One of my students and friends [they tend to morph from one into the other!] Pauline Stainton of Goole is particularly keen on hatchments and so I shall turn the rest of this post over to her.....
She first explains that
The diamond-shaped hatchment, which we see often on the walls of churches, originated in the Low Countries. The word has evolved from the medieval 'achievement' – the shield, helm, and other accoutrements carried at the funeral of a noble or a knight.
In Britain it was customary for the hatchment to be hung outside the house during the period of mourning and thereafter be placed in the church. This practice was begun in the early 17th century.
With hatchments the background is of unique significance, making it possible to tell at a glance whether it is for a bachelor or spinster, husband or wife, widower or widow. The rules of heraldry forbid to any lady, except the Queen, the use of shield, crest, motto, helmet or mantling in her own right. She is however, permitted before marriage to display the arms of her family upon a lozenge, a diamond shaped figure, sometimes called a cartouche.
Then goes onto explain her own interest.
I have no professional historical or academic qualifications, so when I was asked recently how I knew so much about hatchments and where and when did my interest start, an explanation seemed appropriate.
About 20 years ago I joined the WEA on Tuesday evenings for church visits. Our tutor was the late Geoff Bell. He was a lovely gentleman and an inspiring teacher. He was my mentor. Most of our very large group had their own interest; one lady used to drive over the Humber Bridge for every meeting just to look at stained glass. I probably chose armorial bearings because Art & Architecture were one subject at Goole Grammar School and was my favourite subject taught by another excellent teacher Mr D. C. “Angus” Turner. When I saw my first hatchment, I was speechless and that was the moment I was “hooked”.
In the past few weeks, members of the Goole & Howden WEA local history classes have visited Hemingbrough and Bubwith parish churches, both of which have a hatchment. They are vastly different.
To quote a church leaflet that I have in front of me, “Some hatchments were prepared under the instruction of the Heralds, but most were painted in a hurry by local craftsmen and were often incorrect”.
That appears to be the case with the Vavasour [Bubwith] Pilkington [Hemingbrough] examples respectively - BUT – and this is my personal opinion, to a 21st century historian, they are equally valuable.
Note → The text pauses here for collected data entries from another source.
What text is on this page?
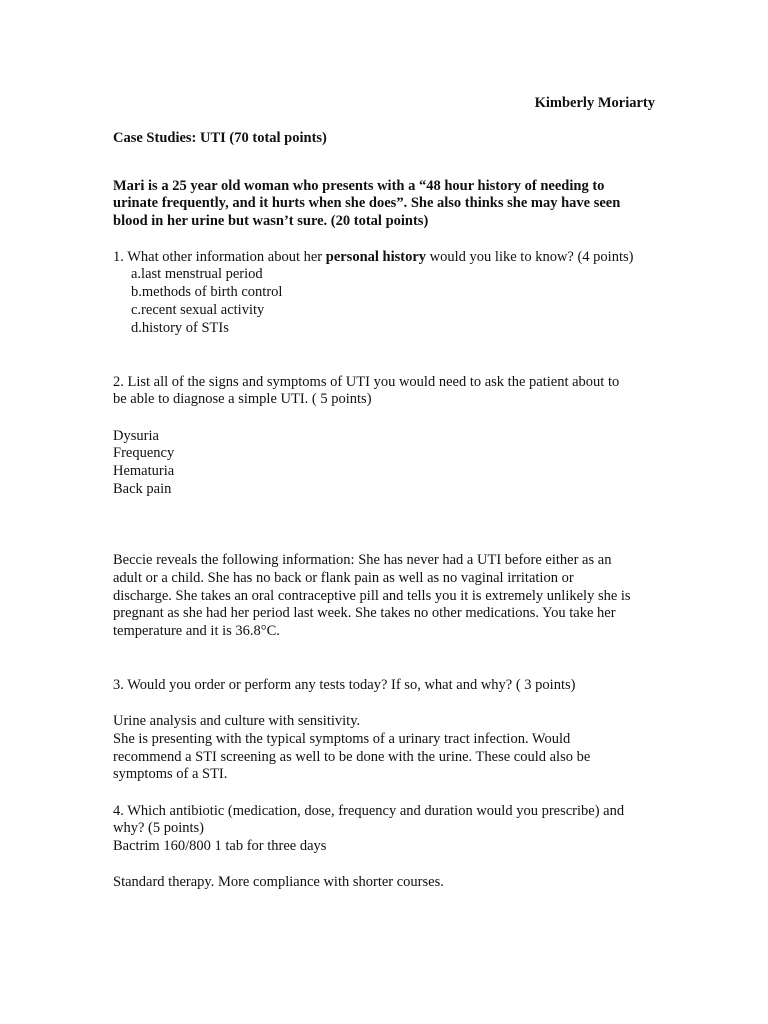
Kimberly Moriarty
Case Studies: UTI (70 total points)
Mari is a 25 year old woman who presents with a “48 hour history of needing to
urinate frequently, and it hurts when she does”. She also thinks she may have seen
blood in her urine but wasn’t sure. (20 total points)
1. What other information about her personal history would you like to know? (4 points)
a.last menstrual period
b.methods of birth control
c.recent sexual activity
d.history of STIs
2. List all of the signs and symptoms of UTI you would need to ask the patient about to
be able to diagnose a simple UTI. ( 5 points)
Dysuria
Frequency
Hematuria
Back pain
Beccie reveals the following information: She has never had a UTI before either as an
adult or a child. She has no back or flank pain as well as no vaginal irritation or
discharge. She takes an oral contraceptive pill and tells you it is extremely unlikely she is
pregnant as she had her period last week. She takes no other medications. You take her
temperature and it is 36.8°C.
3. Would you order or perform any tests today? If so, what and why? ( 3 points)
Urine analysis and culture with sensitivity.
She is presenting with the typical symptoms of a urinary tract infection. Would
recommend a STI screening as well to be done with the urine. These could also be
symptoms of a STI.
4. Which antibiotic (medication, dose, frequency and duration would you prescribe) and
why? (5 points)
Bactrim 160/800 1 tab for three days
Standard therapy. More compliance with shorter courses.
Hemingbrough was our first visit. The Pilkington hatchment is sited where only the angels can read it. Thankfully I can rely on my friend Gilbert Tawn who is double my height and never leaves home without his camera. I could just read the writing at the base of the hatchment and I did wonder at the time why Dame Len[n]ox Pilkington’s name had been added.
|Pilkington hatchment in Hemingbrough church|
When Gilbert’s photographs arrived, I could see a possible answer. The lady had outlived her first husband George Smith then married Sir Lyon Pilkington who then outlived her.
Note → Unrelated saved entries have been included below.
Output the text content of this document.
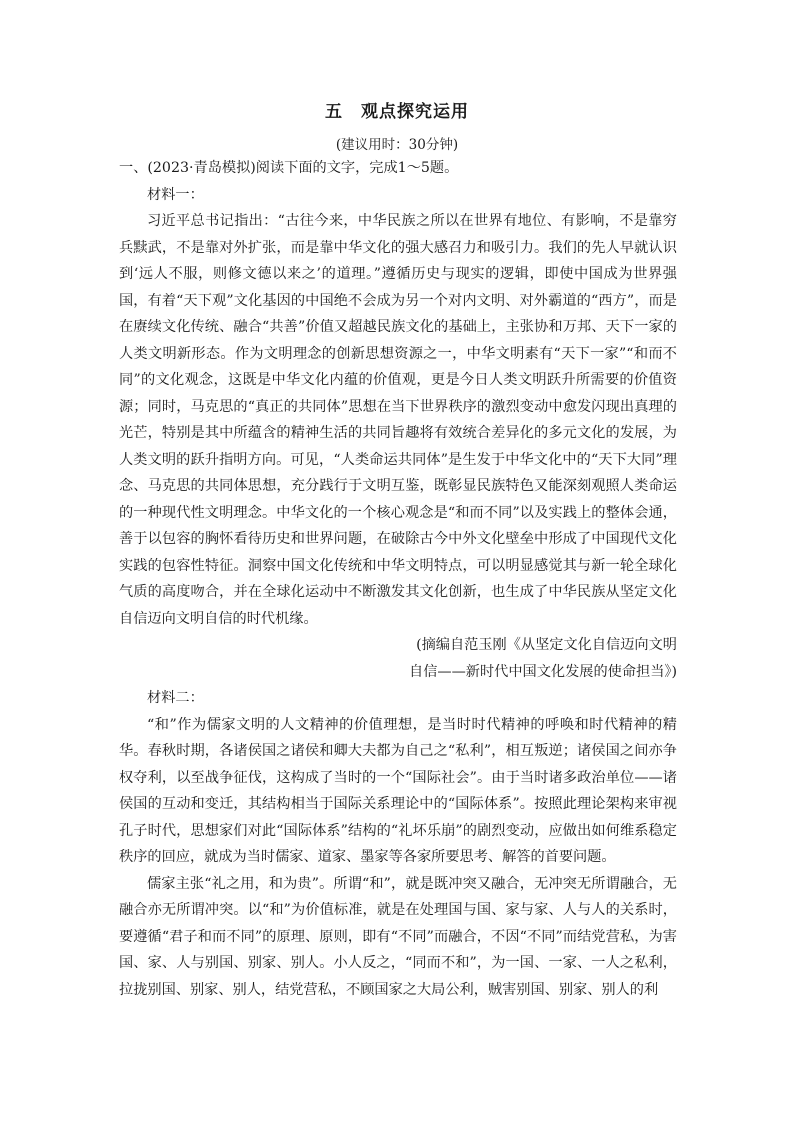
五　观点探究运用
(建议用时：30分钟)

一、(2023·青岛模拟)阅读下面的文字，完成1～5题。

材料一：

习近平总书记指出：“古往今来，中华民族之所以在世界有地位、有影响，不是靠穷兵黩武，不是靠对外扩张，而是靠中华文化的强大感召力和吸引力。我们的先人早就认识到‘远人不服，则修文德以来之’的道理。”遵循历史与现实的逻辑，即使中国成为世界强国，有着“天下观”文化基因的中国绝不会成为另一个对内文明、对外霸道的“西方”，而是在赓续文化传统、融合“共善”价值又超越民族文化的基础上，主张协和万邦、天下一家的人类文明新形态。作为文明理念的创新思想资源之一，中华文明素有“天下一家”“和而不同”的文化观念，这既是中华文化内蕴的价值观，更是今日人类文明跃升所需要的价值资源；同时，马克思的“真正的共同体”思想在当下世界秩序的激烈变动中愈发闪现出真理的光芒，特别是其中所蕴含的精神生活的共同旨趣将有效统合差异化的多元文化的发展，为人类文明的跃升指明方向。可见，“人类命运共同体”是生发于中华文化中的“天下大同”理念、马克思的共同体思想，充分践行于文明互鉴，既彰显民族特色又能深刻观照人类命运的一种现代性文明理念。中华文化的一个核心观念是“和而不同”以及实践上的整体会通，善于以包容的胸怀看待历史和世界问题，在破除古今中外文化壁垒中形成了中国现代文化实践的包容性特征。洞察中国文化传统和中华文明特点，可以明显感觉其与新一轮全球化气质的高度吻合，并在全球化运动中不断激发其文化创新，也生成了中华民族从坚定文化自信迈向文明自信的时代机缘。

(摘编自范玉刚《从坚定文化自信迈向文明
自信——新时代中国文化发展的使命担当》)

材料二：

“和”作为儒家文明的人文精神的价值理想，是当时时代精神的呼唤和时代精神的精华。春秋时期，各诸侯国之诸侯和卿大夫都为自己之“私利”，相互叛逆；诸侯国之间亦争权夺利，以至战争征伐，这构成了当时的一个“国际社会”。由于当时诸多政治单位——诸侯国的互动和变迁，其结构相当于国际关系理论中的“国际体系”。按照此理论架构来审视孔子时代，思想家们对此“国际体系”结构的“礼坏乐崩”的剧烈变动，应做出如何维系稳定秩序的回应，就成为当时儒家、道家、墨家等各家所要思考、解答的首要问题。

儒家主张“礼之用，和为贵”。所谓“和”，就是既冲突又融合，无冲突无所谓融合，无融合亦无所谓冲突。以“和”为价值标准，就是在处理国与国、家与家、人与人的关系时，要遵循“君子和而不同”的原理、原则，即有“不同”而融合，不因“不同”而结党营私，为害国、家、人与别国、别家、别人。小人反之，“同而不和”，为一国、一家、一人之私利，拉拢别国、别家、别人，结党营私，不顾国家之大局公利，贼害别国、别家、别人的利
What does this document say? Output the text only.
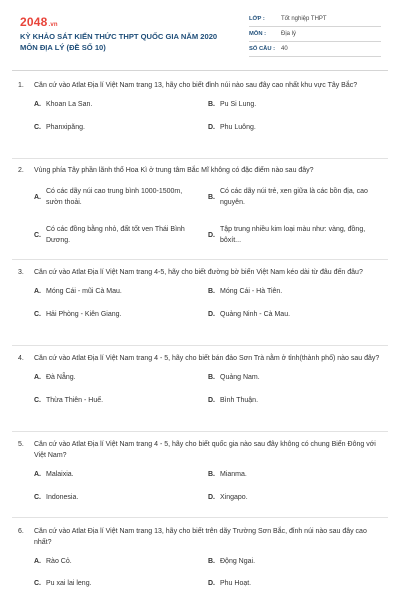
2048.vn
KỲ KHẢO SÁT KIẾN THỨC THPT QUỐC GIA NĂM 2020
MÔN ĐỊA LÝ (ĐỀ SỐ 10)
LỚP :	Tốt nghiệp THPT
MÔN :	Địa lý
SỐ CÂU : 40
1.	Căn cứ vào Atlat Địa lí Việt Nam trang 13, hãy cho biết đỉnh núi nào sau đây cao nhất khu vực Tây Bắc?
A. Khoan La San.	B. Pu Si Lung.
C. Phanxipăng.	D. Phu Luông.
2.	Vùng phía Tây phần lãnh thổ Hoa Kì ở trung tâm Bắc Mĩ không có đặc điểm nào sau đây?
A.
Có các dãy núi cao trung bình 1000-1500m, sườn thoải.
B.
Có các dãy núi trẻ, xen giữa là các bồn địa, cao nguyên.
C.
Có các đồng bằng nhỏ, đất tốt ven Thái Bình Dương.
D.
Tập trung nhiều kim loại màu như: vàng, đồng, bôxít...
3.	Căn cứ vào Atlat Địa lí Việt Nam trang 4-5, hãy cho biết đường bờ biển Việt Nam kéo dài từ đâu đến đâu?
A. Móng Cái - mũi Cà Mau.	B. Móng Cái - Hà Tiên.
C. Hải Phòng - Kiên Giang.	D. Quảng Ninh - Cà Mau.
4.	Căn cứ vào Atlat Địa lí Việt Nam trang 4 - 5, hãy cho biết bán đảo Sơn Trà nằm ở tỉnh(thành phố) nào sau đây?
A. Đà Nẵng.	B. Quảng Nam.
C. Thừa Thiên - Huế.	D. Bình Thuận.
5.	Căn cứ vào Atlat Địa lí Việt Nam trang 4 - 5, hãy cho biết quốc gia nào sau đây không có chung Biển Đông với Việt Nam?
A. Malaixia.	B. Mianma.
C. Indonesia.	D. Xingapo.
6.	Căn cứ vào Atlat Địa lí Việt Nam trang 13, hãy cho biết trên dãy Trường Sơn Bắc, đỉnh núi nào sau đây cao nhất?
A. Rào Cỏ.	B. Động Ngai.
C. Pu xai lai leng.	D. Phu Hoạt.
The hatchment has two thirds black background and one third white which is correct, but the hatchment maker has put the white segment in the wrong position and so it reads as, the lady was alive and had buried two husbands. The maker has also given Dame Lenox a shield, a helmet & mantling. Ladies didn’t have the trappings of war which also suggests that a Herald had nothing to do with this hatchment.
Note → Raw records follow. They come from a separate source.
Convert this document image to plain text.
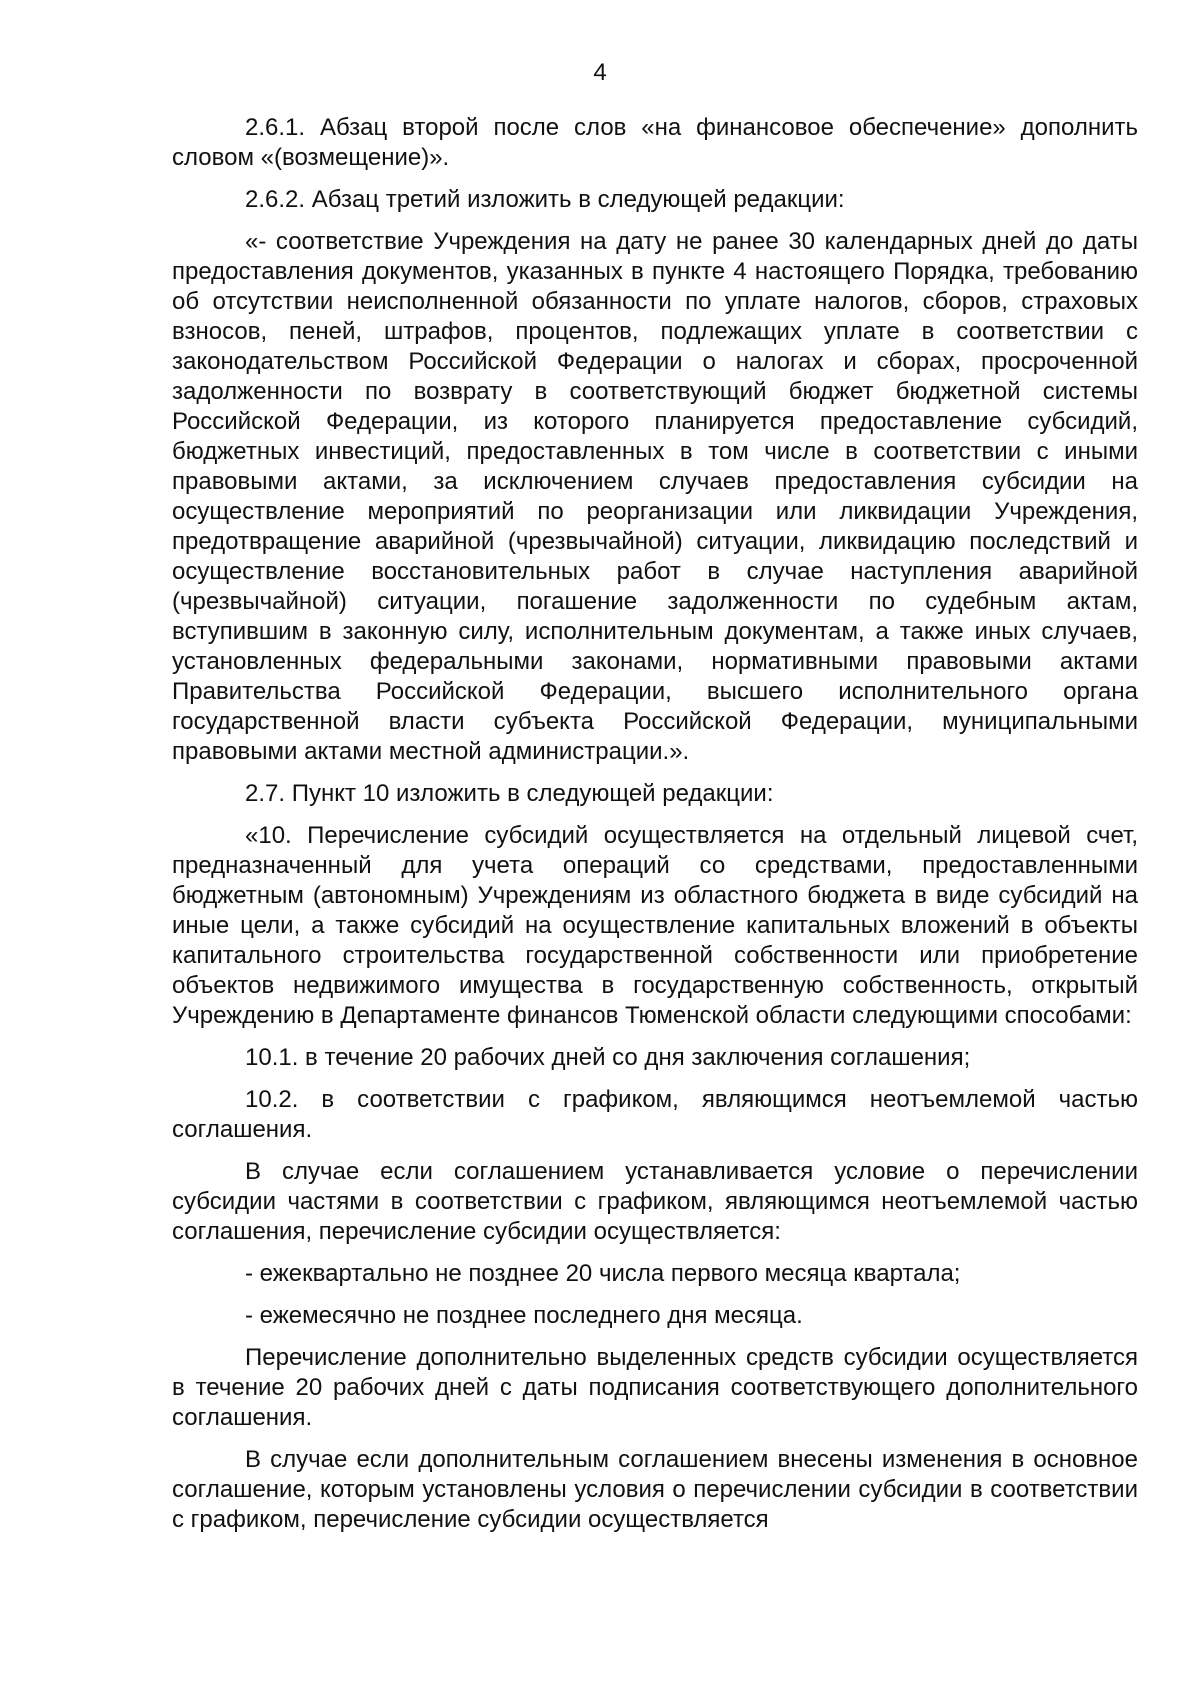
4

2.6.1. Абзац второй после слов «на финансовое обеспечение» дополнить словом «(возмещение)».

2.6.2. Абзац третий изложить в следующей редакции:

«- соответствие Учреждения на дату не ранее 30 календарных дней до даты предоставления документов, указанных в пункте 4 настоящего Порядка, требованию об отсутствии неисполненной обязанности по уплате налогов, сборов, страховых взносов, пеней, штрафов, процентов, подлежащих уплате в соответствии с законодательством Российской Федерации о налогах и сборах, просроченной задолженности по возврату в соответствующий бюджет бюджетной системы Российской Федерации, из которого планируется предоставление субсидий, бюджетных инвестиций, предоставленных в том числе в соответствии с иными правовыми актами, за исключением случаев предоставления субсидии на осуществление мероприятий по реорганизации или ликвидации Учреждения, предотвращение аварийной (чрезвычайной) ситуации, ликвидацию последствий и осуществление восстановительных работ в случае наступления аварийной (чрезвычайной) ситуации, погашение задолженности по судебным актам, вступившим в законную силу, исполнительным документам, а также иных случаев, установленных федеральными законами, нормативными правовыми актами Правительства Российской Федерации, высшего исполнительного органа государственной власти субъекта Российской Федерации, муниципальными правовыми актами местной администрации.».

2.7. Пункт 10 изложить в следующей редакции:

«10. Перечисление субсидий осуществляется на отдельный лицевой счет, предназначенный для учета операций со средствами, предоставленными бюджетным (автономным) Учреждениям из областного бюджета в виде субсидий на иные цели, а также субсидий на осуществление капитальных вложений в объекты капитального строительства государственной собственности или приобретение объектов недвижимого имущества в государственную собственность, открытый Учреждению в Департаменте финансов Тюменской области следующими способами:

10.1. в течение 20 рабочих дней со дня заключения соглашения;

10.2. в соответствии с графиком, являющимся неотъемлемой частью соглашения.

В случае если соглашением устанавливается условие о перечислении субсидии частями в соответствии с графиком, являющимся неотъемлемой частью соглашения, перечисление субсидии осуществляется:

- ежеквартально не позднее 20 числа первого месяца квартала;

- ежемесячно не позднее последнего дня месяца.

Перечисление дополнительно выделенных средств субсидии осуществляется в течение 20 рабочих дней с даты подписания соответствующего дополнительного соглашения.

В случае если дополнительным соглашением внесены изменения в основное соглашение, которым установлены условия о перечислении субсидии в соответствии с графиком, перечисление субсидии осуществляется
There are three armorial bearings shown - those of the Pilkington family, the Smith family of Osgodby and the Harrisons of Acaster Selby.
Bubwith’s hatchment has the “WOW” effect on me. Not quite true. It is also up with the angels. High above that chancel arch, to my old eyes, it’s a Pollack abstract blur, but Gilbert’s photos are excellent.
It was made for Sir Henry Vavasour who died in 1813. When Henry’s wife Ann inherited the Spaldington estate, the couple lived in Dorset and so the eight coats of arms on his shield are not local, being mostly Dorset and surrounding counties. Ann’s shield is termed as “In pretence”. She is the Vavasour’s sole heiress and being higher up the social ladder, she is superior to her husband. This is one of the rare occasions when a lady is allowed a shield. Ann’s shield represents Spaldington history back to the De la Hay family of the 16th century.
It is possible that this hatchment will be re-sited a little lower in the future so local historians are in for a real treat.
|Vavasour hatchment in Bubwith church.|
Incidentally I came across an interesting note about Dame Lenox mentioned above. Her father Cuthbert Harrison set up a trust fund for her in 1698 just before her marriage to Lyon Pilkington. Which was just as well as when her father died the following year Lyon was able to claim all her inheritance. He then apparently abandoned her and left her to survive on this fund. Could this have any bearing on her unconventional hatchment?
I never fail to marvel at the fact that how much you think you know about local history there is always more to learn.